Organist Stefan Palm begeistert in der Evangelischen Kirche Linnich

Traditionelles Adventskonzert : Organist Stefan Palm begeistert in Linnich

Das traditionelle Orgelkonzert zum Beginn der Adventszeit in der Evangelischen Kirche Linnich endete mit tosendem Applaus für einen Virtuosen und sein „singendes“ Instrument.

Mit der 6. Sonate d-Moll von Felix Mendelssohn Bartholdy begann das traditionelle Orgelkonzert am 1. Adventssonntag in der Evangelischen Kirche Linnich. Im vollbesetzten Kirchenschiff lauschten die Menschen einem musikalischen Programm, das vom Orgelvirtuosen Stefan Palm nicht durchgehend weihnachtlich, doch sehr besinnlich konzipiert war.

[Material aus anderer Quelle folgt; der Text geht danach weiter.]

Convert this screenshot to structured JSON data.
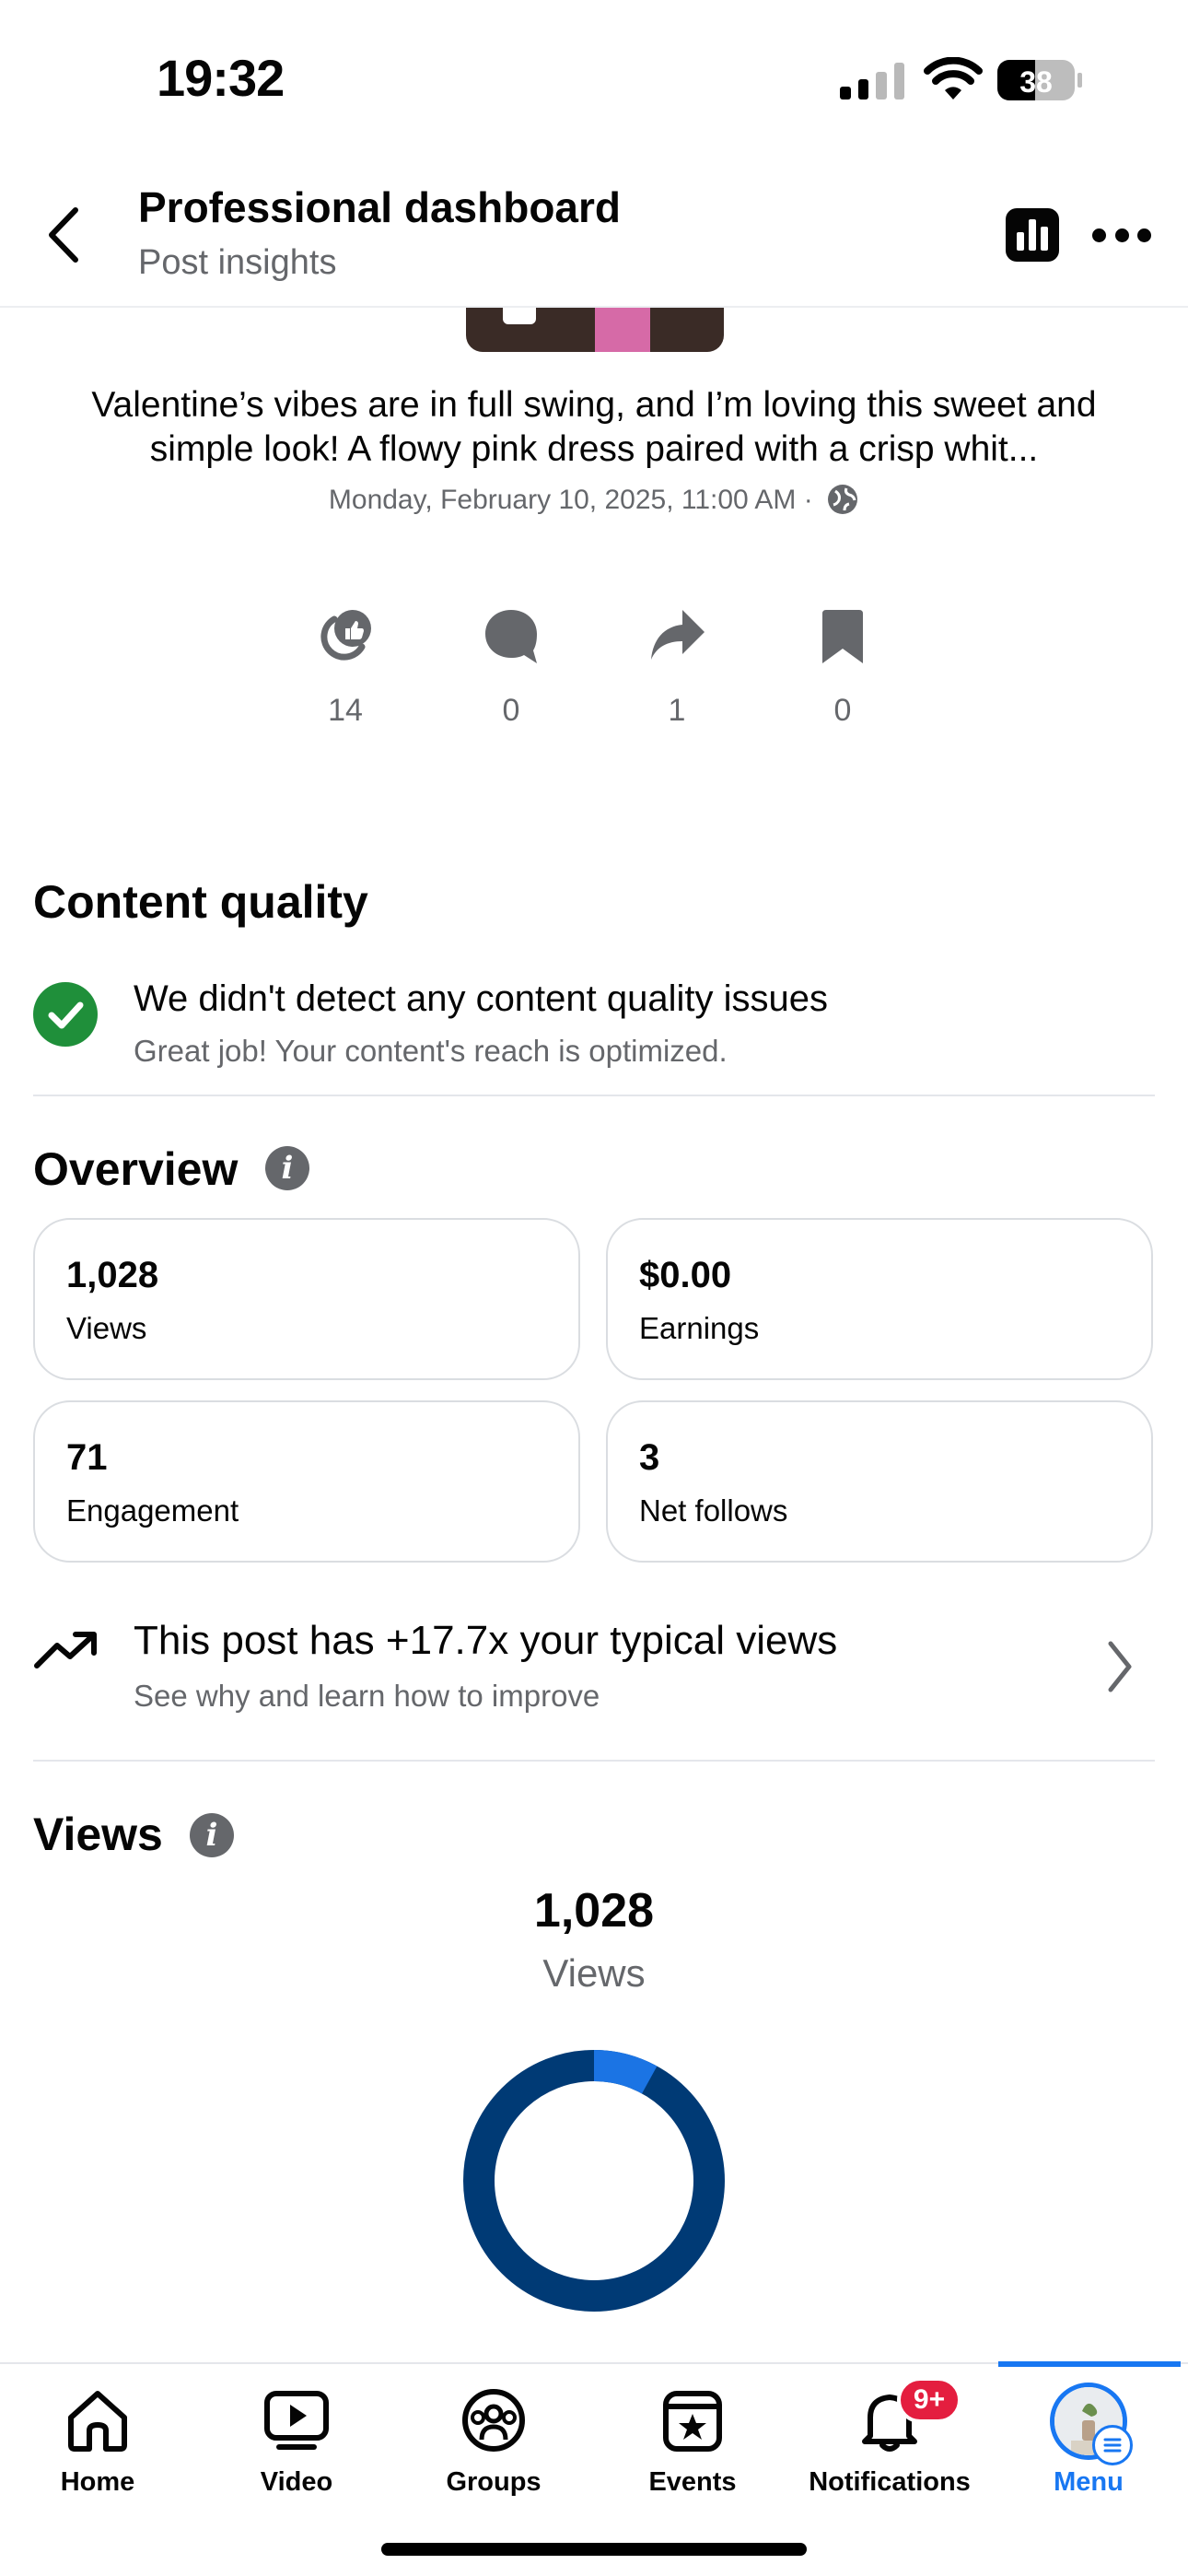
{
  "status_bar": {
    "time": "19:32",
    "battery": "38"
  },
  "header": {
    "title": "Professional dashboard",
    "subtitle": "Post insights"
  },
  "post": {
    "caption": "Valentine’s vibes are in full swing, and I’m loving this sweet and simple look! A flowy pink dress paired with a crisp whit...",
    "date": "Monday, February 10, 2025, 11:00 AM ·"
  },
  "reactions": [
    {
      "icon": "like-icon",
      "count": "14"
    },
    {
      "icon": "comment-icon",
      "count": "0"
    },
    {
      "icon": "share-icon",
      "count": "1"
    },
    {
      "icon": "bookmark-icon",
      "count": "0"
    }
  ],
  "content_quality": {
    "heading": "Content quality",
    "title": "We didn't detect any content quality issues",
    "subtitle": "Great job! Your content's reach is optimized."
  },
  "overview": {
    "heading": "Overview",
    "cards": [
      {
        "value": "1,028",
        "label": "Views"
      },
      {
        "value": "$0.00",
        "label": "Earnings"
      },
      {
        "value": "71",
        "label": "Engagement"
      },
      {
        "value": "3",
        "label": "Net follows"
      }
    ]
  },
  "typical_views": {
    "title": "This post has +17.7x your typical views",
    "subtitle": "See why and learn how to improve"
  },
  "views_section": {
    "heading": "Views",
    "total": "1,028",
    "total_label": "Views",
    "donut": {
      "highlight_fraction": 0.08,
      "highlight_color": "#1b74e4",
      "base_color": "#003a75"
    }
  },
  "tabs": [
    {
      "label": "Home",
      "icon": "home-icon"
    },
    {
      "label": "Video",
      "icon": "video-icon"
    },
    {
      "label": "Groups",
      "icon": "groups-icon"
    },
    {
      "label": "Events",
      "icon": "events-icon"
    },
    {
      "label": "Notifications",
      "icon": "bell-icon",
      "badge": "9+"
    },
    {
      "label": "Menu",
      "icon": "avatar",
      "active": true
    }
  ],
  "colors": {
    "accent": "#1877f2",
    "success": "#1f8f3a",
    "badge": "#e41e3f"
  }
}
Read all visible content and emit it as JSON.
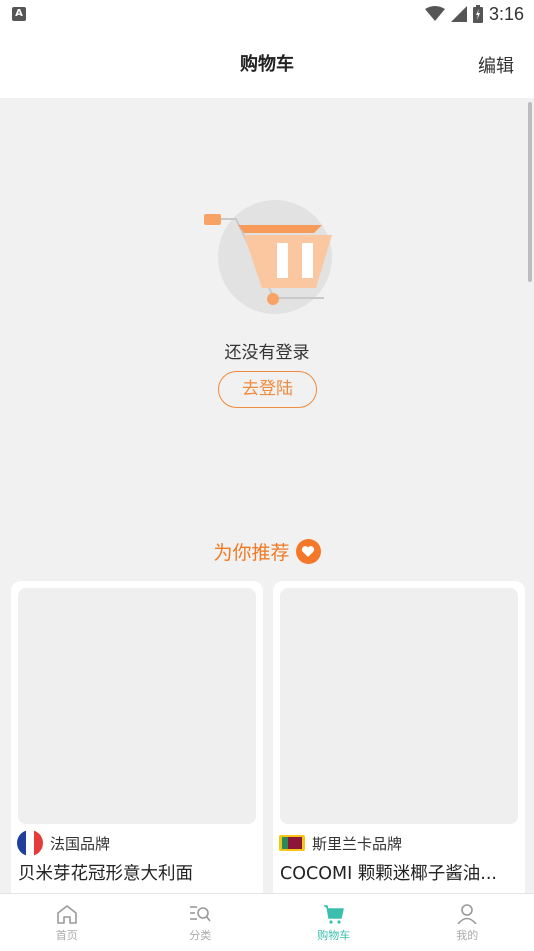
{
  "status_bar": {
    "notification_icon_letter": "A",
    "time": "3:16",
    "icons": [
      "wifi-icon",
      "signal-icon",
      "battery-icon"
    ]
  },
  "header": {
    "title": "购物车",
    "edit_label": "编辑"
  },
  "empty_state": {
    "message": "还没有登录",
    "login_button": "去登陆",
    "illustration": "empty-cart-icon"
  },
  "recommend": {
    "title": "为你推荐",
    "icon": "heart-icon"
  },
  "products": [
    {
      "flag": "france-flag-icon",
      "brand": "法国品牌",
      "name": "贝米芽花冠形意大利面"
    },
    {
      "flag": "sri-lanka-flag-icon",
      "brand": "斯里兰卡品牌",
      "name": "COCOMI 颗颗迷椰子酱油..."
    }
  ],
  "tabs": [
    {
      "label": "首页",
      "icon": "home-icon"
    },
    {
      "label": "分类",
      "icon": "category-search-icon"
    },
    {
      "label": "购物车",
      "icon": "cart-icon",
      "active": true
    },
    {
      "label": "我的",
      "icon": "user-icon"
    }
  ],
  "colors": {
    "accent": "#f07a24",
    "tab_active": "#3bbfad",
    "background": "#f1f1f1"
  }
}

Die sechs Sonaten op. 65 von Mendelssohn Bartholdy sind die Krönung von Mendelssohns Arbeiten für die Orgel. Wie die Orgelwerke von Johann Sebastian Bach gehören sie zum Kernrepertoire der Orgelmusik. Die Variationen über den Choral „Vater unser im Himmel“ erklangen in Palms Interpretation zunächst hoheitsvoll und majestätisch. Melodisch und singend folgten die meisterlich ausgespielten einzelnen Töne, um in silbrigen Tonkaskaden und voluminösen Akkorden in einem atemberaubenden Finale zu enden. Nach diesem würdigen Auftakt aus der Romantik führten „Präludium“ und Fuge d-Moll von Johann Sebastian Bach in die große musikalische Ära des Barocks. An dem tristen, verregneten Nachmittag erzeugten die leicht vor sich hin plätschernden Klänge des „Präludiums“ eine melancholische, fast tröstende Stimmung.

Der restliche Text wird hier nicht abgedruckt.